Just as virtue can become a credential for personal and imperial glory, so truth itself
can become a similar credential; and the more one has mastered the truth, so to
speak, the more, rather than the less, one is tempted to vitiate it in the very process
of teaching it. This is because the urge to displace wonder onto oneself that comes
from imperial culture is only in the culture because it is first and foremost in every
human heart: it is the “original” sin in which we are all complicit and from which
we need to be saved.
To illustrate this, let us go on with our anatomy of wonder by considering
Augustine’s view of miracles. In the ciu. Dei, Augustine observes that God works
miracles in order to awaken our sense of wonder, or rather, to inspire us to release
ourselves from the strategies of control and management of wonder that generate
prestige, and to put it back where it belongs, namely, onto the world itself as the
handiwork of God the Creator.
We must not listen to those who say that God does not work visible miracles,
since, according to their own admission, it is God who made the world, and they
cannot deny that the world is a visible work. And whatever miracle happens in
this world, it is certainly a lesser marvel than the whole world, that is to say,
the heavens and the earth and all that is in them, which God undoubtedly made.

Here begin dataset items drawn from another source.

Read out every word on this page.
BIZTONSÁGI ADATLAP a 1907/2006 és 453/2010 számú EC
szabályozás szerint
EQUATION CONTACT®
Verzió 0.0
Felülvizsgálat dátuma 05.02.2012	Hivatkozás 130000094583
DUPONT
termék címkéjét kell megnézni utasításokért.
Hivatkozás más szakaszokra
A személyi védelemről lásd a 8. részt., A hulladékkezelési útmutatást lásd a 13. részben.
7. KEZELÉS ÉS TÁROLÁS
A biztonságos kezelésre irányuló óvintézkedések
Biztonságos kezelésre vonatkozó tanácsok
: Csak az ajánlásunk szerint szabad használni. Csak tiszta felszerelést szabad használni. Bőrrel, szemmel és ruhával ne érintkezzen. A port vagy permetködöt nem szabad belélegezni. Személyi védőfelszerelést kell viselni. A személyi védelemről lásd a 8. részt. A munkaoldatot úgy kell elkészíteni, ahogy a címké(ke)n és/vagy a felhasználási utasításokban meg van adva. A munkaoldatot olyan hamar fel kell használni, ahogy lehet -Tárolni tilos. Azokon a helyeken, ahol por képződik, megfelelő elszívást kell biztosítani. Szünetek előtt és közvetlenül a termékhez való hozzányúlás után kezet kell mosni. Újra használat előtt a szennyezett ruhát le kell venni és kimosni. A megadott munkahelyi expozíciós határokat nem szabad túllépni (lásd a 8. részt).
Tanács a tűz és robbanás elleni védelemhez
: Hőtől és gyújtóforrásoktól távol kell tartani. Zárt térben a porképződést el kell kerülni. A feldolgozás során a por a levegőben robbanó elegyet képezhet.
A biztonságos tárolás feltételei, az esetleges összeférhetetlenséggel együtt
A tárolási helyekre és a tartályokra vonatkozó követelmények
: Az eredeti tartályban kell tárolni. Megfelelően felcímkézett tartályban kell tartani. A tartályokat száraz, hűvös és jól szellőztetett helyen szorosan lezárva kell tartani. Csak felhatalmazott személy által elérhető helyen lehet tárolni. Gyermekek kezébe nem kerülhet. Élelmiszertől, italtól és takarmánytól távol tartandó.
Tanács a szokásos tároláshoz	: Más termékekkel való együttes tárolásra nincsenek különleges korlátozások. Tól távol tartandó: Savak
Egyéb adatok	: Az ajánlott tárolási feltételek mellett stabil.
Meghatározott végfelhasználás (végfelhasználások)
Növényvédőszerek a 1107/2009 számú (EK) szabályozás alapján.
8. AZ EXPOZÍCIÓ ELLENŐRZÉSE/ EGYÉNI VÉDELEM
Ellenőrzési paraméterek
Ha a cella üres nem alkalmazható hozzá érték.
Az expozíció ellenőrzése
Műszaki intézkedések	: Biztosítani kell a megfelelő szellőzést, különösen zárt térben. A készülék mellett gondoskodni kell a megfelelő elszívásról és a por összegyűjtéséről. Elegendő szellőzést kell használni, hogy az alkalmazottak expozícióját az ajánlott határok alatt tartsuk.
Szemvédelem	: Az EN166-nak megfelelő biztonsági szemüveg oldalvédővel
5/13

But the manner of its making is as hidden from man and as incomprehensible
to man as is he who made it. And so although the miracles of the visible world
of nature have lost their value for us because we see them continually, still, if
we observe them wisely they will be found to be greater miracles than the most
extraordinary and unusual events. For man is a greater miracle than any miracle
effected by man’s agency. And therefore God who made the visible marvels of
heaven and earth does not disdain to work visible miracles in heaven and earth,
by which he arouses the soul, hitherto preoccupied with visible things, to the
worship of himself, the invisible God.31
Miracles may or may not be interruptions of natural law (though surely the most
dramatic of them are), yet Augustine does not draw attention to that feature of
them, as though such interruptions proved that there was a God who is creator
in the sense of first physical cause, and who has overseen the creation of a cozy
universe that is meaningful to us because it is centered on us as human beings. In
fact that is exactly the problem miracles are meant to address. Our prideful effort to
render ourselves fully self-referential has ended up deadening the visible universe
and our own being as an element in its wonder by displacing that wonder onto the
prestige of cultural achievement. Miracles are meant to jump start our sense of
wonder at the visible universe by providing us with something that is so wondrous

31. Ibid., X,12. For this translation, cf. n.24 and Bettenson, Saint Augustine, 390.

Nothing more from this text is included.